Who... Charlotte Vale (Bette Davis) and then Tina Durrance How... She falls in love and directs that love to something good, sacrificing self to save Tina as well.
There's a lot here that can be worked with. Charlotte's relationship with her mother (Gladys Cooper) seems to be beyond rescuing, although it comes close as she works through her own issues at the Cascade Sanitarium. What happens there is she comes into her own: she manages to be someone other than her Mother's daughter/servant.
I found the plot line disturbing in a number of ways. The only way out for Davis is through. Mom has to die here for the thing to work. There is even the one spooky voice over "remember 'honor thy parents' is still a good idea." but even that bow to tradition is unworkable here when the only way for Davis to honor her mother is to kill her. That's a symbol of course. Good Freudian psychology talks of the domineering mother and the absent father. That's what's going on here. Of course Freud usually talks about men in this role, but here it's a woman. Davis is destroyed, nearly, by her mother's controlling nature. No man is good enough. No clothing is mean enough. No shoes are sensible enough. Any attempt at looking pretty is frowned upon. Any attempt to "have fun" is decried as "common".
All of these should, from an "ultra-traditional" Orthodox view, be perfectly fine. From an "Orthodox Taliban" mode, these should all be required. (I've seen the "Ortho-burkha" on women who veil their head by wrapping up most of their body.) The only thing missing is fasting and Mrs Vale frowns on dieting so I doubt that would happen.
So, the plot carries an odd double message to me, one side good, the other bad. How do you live within a tradition that destroys you? So much of this movie made me stumble... the question must be why do I love it so much?

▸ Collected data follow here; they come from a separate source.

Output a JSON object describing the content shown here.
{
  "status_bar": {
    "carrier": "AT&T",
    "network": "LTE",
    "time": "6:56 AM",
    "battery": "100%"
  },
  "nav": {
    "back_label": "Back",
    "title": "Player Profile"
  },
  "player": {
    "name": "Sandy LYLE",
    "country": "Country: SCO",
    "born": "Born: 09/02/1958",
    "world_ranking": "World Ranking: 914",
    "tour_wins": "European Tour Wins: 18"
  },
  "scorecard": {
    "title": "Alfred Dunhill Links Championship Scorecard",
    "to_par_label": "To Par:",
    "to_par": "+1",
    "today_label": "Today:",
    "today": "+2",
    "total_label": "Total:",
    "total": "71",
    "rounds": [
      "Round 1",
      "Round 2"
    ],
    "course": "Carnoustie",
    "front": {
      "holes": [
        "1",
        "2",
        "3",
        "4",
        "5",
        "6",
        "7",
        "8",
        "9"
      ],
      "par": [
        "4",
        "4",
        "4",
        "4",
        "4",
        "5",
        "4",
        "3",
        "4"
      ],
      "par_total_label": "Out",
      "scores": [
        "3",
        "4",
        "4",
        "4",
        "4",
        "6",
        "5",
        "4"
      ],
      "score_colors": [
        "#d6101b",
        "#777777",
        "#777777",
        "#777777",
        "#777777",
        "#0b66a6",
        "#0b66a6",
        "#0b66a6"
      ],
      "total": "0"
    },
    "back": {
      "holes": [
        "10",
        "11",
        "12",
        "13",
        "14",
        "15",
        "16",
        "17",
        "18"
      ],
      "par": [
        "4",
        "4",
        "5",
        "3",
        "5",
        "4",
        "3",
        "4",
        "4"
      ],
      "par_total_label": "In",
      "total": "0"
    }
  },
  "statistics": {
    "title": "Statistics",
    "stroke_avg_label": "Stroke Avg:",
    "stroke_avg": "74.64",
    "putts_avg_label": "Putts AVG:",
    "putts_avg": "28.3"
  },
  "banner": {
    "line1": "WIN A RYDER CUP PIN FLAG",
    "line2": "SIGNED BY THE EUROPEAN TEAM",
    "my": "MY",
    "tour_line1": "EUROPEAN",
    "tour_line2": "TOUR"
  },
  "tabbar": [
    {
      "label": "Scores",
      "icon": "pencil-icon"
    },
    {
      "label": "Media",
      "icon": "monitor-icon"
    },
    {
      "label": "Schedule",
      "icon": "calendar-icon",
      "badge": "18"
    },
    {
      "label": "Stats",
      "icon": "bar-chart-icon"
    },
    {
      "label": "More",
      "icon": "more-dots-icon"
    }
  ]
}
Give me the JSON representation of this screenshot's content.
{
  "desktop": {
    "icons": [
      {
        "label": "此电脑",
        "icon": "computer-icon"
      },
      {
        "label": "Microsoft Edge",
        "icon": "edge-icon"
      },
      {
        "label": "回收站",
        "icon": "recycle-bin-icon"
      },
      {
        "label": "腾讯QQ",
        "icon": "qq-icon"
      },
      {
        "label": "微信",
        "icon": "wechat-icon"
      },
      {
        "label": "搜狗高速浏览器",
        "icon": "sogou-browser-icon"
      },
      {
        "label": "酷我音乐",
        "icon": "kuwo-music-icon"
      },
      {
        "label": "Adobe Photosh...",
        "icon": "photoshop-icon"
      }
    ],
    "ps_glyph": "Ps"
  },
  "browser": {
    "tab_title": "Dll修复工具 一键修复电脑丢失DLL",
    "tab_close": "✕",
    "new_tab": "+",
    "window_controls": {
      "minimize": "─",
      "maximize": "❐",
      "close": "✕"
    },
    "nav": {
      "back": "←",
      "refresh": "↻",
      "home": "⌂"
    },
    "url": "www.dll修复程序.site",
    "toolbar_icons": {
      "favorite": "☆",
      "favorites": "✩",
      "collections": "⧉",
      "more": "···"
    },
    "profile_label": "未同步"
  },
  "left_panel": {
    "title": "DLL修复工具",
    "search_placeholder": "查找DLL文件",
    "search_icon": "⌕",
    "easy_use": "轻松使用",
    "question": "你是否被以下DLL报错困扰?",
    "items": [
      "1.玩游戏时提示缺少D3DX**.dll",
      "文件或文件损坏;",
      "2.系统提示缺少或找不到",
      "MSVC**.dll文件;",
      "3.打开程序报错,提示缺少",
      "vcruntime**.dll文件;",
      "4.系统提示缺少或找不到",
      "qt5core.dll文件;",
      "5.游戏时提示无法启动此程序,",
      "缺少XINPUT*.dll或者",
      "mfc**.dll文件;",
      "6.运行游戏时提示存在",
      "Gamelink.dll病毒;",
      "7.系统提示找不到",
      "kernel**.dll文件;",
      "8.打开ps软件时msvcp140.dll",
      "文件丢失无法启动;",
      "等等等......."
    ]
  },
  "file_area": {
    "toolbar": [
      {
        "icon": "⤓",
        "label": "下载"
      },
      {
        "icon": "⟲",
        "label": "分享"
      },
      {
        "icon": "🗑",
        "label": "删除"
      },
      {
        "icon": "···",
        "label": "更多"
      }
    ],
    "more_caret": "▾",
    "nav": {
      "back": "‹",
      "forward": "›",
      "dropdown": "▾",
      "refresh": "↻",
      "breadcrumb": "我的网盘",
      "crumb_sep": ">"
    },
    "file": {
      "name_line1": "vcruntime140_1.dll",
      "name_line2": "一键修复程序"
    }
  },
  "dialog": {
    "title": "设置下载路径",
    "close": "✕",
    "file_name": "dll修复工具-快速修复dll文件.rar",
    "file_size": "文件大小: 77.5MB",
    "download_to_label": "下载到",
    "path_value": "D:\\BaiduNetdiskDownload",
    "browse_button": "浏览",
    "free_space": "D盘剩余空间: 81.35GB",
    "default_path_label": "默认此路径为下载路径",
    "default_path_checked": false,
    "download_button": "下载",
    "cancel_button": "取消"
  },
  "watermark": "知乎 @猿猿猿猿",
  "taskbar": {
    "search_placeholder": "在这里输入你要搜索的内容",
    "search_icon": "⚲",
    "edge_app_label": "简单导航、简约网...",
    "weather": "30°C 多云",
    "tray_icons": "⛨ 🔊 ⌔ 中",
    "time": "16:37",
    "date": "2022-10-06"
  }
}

Then there is the relationship with Charlotte and Jerry (Paul Henreid): it is, from the get go, right on the dividing line between moral and immoral. It is nearly - but not quite - adultery. They love each other, this is evident even from the get go, when they meet on the boat going ashore. They take only few days to realize it and then, suddenly, just when in a modern movie they would have been "doing it" they are parted. They only see each other three more times in the rest of the movie. But it must be said that Jerry is staying married because he must and that neither he nor Charlotte will cross that line - as much as the desperately want - because of their honor for Jerry's honoring of that vow.
Is there such a thing as "unfaithful in heart"? The Jerry is that... he sends flowers daily to Charlotte. But his love and honor for the vow he made his wife means that he will stay with her, care for her.
Every time they see each other, there is torture. There is temptation. There is heartbreak. Until finally, there is no more. And there is, here as well, healing.
And last there is Charlotte's relationship with Jerry's daughter, Tina Durrance (Janis Wilson). Seeing in Tina no small part of herself, she takes it upon herself to care and protect Tina. She shows Tina the love she never had shown to her. In that love the very things that her own mother did to her are healed: yes, she tells Tina how to dress and even how to walk. But she does it in love and in care and with an eye towards Tina's growth - rather than stunting the same. Charlotte becomes what she had never known by virtue of her willingness to sacrifice self. She becomes what she is not by giving up what she is...
And there the whole thing either falls apart or else transforms into something else.